Where is the International Women’s Day mission for these women? Don’t they deserve to be treated equally? To be counted and have their contribution to our economy counted? Don’t they deserve to be seen?
Or are we only striving for equality for the women in the boardroom and in the office?
When we talk about equality for women, what we are often really promoting is equality for women who conform to the masculine archetypes: driving, striving, hustling, working long hours, proving that we can go toe-to-toe with the men.
Where is the mission for women who choose lead, work, and live from their feminine energy? We see few models of women entrepreneurs and executives who find success by being heart-leaders rather than thought-leaders, by embracing compassion and collaboration rather than competition?
An article on the site stated that
the two major barriers for women not maintaining a healthy lifestyle are lack of time and the deprioritizing of their own wellbeing.
In other places the site promoted leaning in and stepping up.
What about women who lean out and step back to take care of their own well-being and their health?
International Women’s Day 2020 Theme
This year’s theme for International Women’s Day is #EachforEqual. Yes. Like that, with the hashtag already included. (Remember when hashtags arose organically?)
Despite a full page devoted to explaining this theme, I have no clear sense of what it means, beyond an agenda for gender equality. So is that the point of International Women’s Day?
The website says that
EachforEqual is about “Collective Individualism”
I’m not sure if that’s supposed to clear things up.
According to the website:
We are all parts of a whole. Our individual actions, conversations, behaviors, and mindsets can have an impact on our larger society.
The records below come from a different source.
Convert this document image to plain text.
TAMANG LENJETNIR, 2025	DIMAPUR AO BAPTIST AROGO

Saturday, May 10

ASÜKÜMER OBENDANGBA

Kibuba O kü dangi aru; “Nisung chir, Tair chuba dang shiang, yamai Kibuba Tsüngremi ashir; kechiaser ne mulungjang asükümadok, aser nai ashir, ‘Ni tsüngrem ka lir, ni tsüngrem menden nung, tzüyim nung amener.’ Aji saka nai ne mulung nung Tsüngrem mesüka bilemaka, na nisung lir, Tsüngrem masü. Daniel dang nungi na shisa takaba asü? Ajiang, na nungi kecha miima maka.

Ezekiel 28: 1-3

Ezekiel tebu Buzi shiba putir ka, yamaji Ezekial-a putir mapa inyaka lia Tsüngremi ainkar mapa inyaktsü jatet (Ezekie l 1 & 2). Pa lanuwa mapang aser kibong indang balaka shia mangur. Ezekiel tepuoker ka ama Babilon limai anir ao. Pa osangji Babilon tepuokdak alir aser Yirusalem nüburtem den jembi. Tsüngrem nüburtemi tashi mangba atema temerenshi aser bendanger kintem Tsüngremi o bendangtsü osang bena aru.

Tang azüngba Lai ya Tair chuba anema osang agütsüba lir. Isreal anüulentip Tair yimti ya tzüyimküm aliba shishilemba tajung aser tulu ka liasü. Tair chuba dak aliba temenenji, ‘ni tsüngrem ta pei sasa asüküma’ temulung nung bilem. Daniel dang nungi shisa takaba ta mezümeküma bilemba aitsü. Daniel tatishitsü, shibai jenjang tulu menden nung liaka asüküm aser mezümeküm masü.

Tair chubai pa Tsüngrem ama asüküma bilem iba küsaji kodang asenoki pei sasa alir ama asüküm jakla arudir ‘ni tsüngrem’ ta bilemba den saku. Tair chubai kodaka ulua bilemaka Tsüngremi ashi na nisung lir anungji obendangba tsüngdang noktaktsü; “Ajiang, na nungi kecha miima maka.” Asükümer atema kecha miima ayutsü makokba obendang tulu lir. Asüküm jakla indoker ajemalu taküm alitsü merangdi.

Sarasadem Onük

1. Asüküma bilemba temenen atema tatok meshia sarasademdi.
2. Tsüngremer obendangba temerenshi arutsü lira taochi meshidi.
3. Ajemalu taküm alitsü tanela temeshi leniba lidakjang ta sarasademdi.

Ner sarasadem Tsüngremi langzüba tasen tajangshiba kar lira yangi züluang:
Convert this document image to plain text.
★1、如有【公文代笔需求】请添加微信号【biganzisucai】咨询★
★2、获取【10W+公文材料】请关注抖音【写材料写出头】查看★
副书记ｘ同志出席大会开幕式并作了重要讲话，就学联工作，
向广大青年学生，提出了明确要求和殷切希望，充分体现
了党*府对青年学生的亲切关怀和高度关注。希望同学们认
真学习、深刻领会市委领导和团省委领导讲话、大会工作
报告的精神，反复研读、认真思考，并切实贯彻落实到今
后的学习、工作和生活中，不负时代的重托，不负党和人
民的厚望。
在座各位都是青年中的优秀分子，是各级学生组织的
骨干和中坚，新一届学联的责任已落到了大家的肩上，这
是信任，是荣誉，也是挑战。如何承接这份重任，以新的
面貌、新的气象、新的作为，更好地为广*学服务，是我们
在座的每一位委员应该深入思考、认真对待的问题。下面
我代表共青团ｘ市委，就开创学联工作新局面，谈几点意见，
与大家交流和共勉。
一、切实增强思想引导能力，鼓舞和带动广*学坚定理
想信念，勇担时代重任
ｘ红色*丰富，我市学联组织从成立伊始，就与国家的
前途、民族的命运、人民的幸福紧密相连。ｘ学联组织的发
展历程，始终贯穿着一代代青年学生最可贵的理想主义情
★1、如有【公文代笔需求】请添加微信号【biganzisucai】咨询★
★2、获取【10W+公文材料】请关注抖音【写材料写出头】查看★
Collectively, we can make change happen. Collectively, we can each help to create a gender equal world.
The Real Challenge For Women
Yes, these are great sentiments and truths. But that’s not about individualism. It’s about oneness. We are all parts of a whole. And I suppose the problem I have with these missions and the theme and maybe the very concept of International Women’s Day and events like the women’s march, is that they tend to divide and rank, imposing hierarchies rather than bringing women together.
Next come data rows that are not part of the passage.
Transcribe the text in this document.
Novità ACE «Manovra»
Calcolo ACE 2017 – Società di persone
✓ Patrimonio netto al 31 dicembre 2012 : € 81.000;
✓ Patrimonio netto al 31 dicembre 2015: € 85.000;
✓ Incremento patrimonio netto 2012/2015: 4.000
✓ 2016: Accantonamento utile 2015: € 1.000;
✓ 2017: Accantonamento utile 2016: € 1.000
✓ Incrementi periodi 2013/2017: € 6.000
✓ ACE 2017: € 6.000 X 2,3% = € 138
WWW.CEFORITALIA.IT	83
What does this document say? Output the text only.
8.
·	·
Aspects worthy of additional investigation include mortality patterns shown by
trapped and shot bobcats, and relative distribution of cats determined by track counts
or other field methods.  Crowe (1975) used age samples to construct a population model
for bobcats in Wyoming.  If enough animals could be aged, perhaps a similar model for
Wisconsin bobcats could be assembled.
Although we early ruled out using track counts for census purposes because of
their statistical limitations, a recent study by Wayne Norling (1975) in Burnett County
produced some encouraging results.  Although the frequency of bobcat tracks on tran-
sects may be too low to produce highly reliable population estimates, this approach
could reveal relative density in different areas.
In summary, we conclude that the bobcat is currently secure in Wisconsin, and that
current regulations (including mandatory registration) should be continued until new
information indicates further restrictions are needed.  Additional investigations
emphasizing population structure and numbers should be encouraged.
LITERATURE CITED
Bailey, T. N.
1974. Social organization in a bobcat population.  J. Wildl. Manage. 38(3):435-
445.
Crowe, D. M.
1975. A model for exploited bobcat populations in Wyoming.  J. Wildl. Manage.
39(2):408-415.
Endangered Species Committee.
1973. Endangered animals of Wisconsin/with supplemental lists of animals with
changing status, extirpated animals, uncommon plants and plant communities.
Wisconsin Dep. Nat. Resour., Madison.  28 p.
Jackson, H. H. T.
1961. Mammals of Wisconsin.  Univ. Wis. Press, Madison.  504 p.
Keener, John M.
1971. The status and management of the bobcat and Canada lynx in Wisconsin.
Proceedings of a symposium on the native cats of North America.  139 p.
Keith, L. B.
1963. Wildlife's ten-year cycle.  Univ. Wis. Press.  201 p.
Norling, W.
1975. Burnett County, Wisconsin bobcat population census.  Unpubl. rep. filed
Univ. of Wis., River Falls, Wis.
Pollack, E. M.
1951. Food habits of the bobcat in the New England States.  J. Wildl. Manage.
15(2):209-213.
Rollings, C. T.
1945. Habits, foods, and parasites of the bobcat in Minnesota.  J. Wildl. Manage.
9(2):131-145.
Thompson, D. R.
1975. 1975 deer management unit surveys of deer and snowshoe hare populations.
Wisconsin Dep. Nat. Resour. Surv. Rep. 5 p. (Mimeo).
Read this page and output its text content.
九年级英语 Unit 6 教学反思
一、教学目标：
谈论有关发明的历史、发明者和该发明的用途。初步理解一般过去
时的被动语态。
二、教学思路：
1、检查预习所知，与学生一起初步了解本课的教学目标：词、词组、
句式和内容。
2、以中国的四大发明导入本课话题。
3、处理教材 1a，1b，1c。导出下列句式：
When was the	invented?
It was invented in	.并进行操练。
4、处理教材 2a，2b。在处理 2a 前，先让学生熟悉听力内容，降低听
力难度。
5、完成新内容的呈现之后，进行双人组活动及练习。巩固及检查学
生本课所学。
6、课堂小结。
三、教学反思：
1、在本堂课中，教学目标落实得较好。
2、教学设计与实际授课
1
How can we strive for equality when we carve a mission up into six areas, which don’t even encompass all women?
The real challenge for women is not in finding equality with men, but in first finding unity within.
We are all the same. I am another you. You are another me.
The struggle of women in the workplace is no more significant than the struggle of the women who choose to leave the workplace to care for their families or other families. In fact, one cannot exist without the other. The women who clean the bathrooms make it possible for the women in the boardrooms to do their work.
The challenges of the single mom and the single and child-free women may be different, but one is not more significant than the other.
Equality is predicated on the notion of having at least two different groups. When we truly reach the belief of oneness, the need for “equality” disappears.
Finding Equality
Maybe this is all part of the intent. If so, then this is just an issue of marketing and crafting a more coherent mission and vision.
If the goal is to promote equality, than a mission that unifies and unites will be more productive than one that divides and differentiates.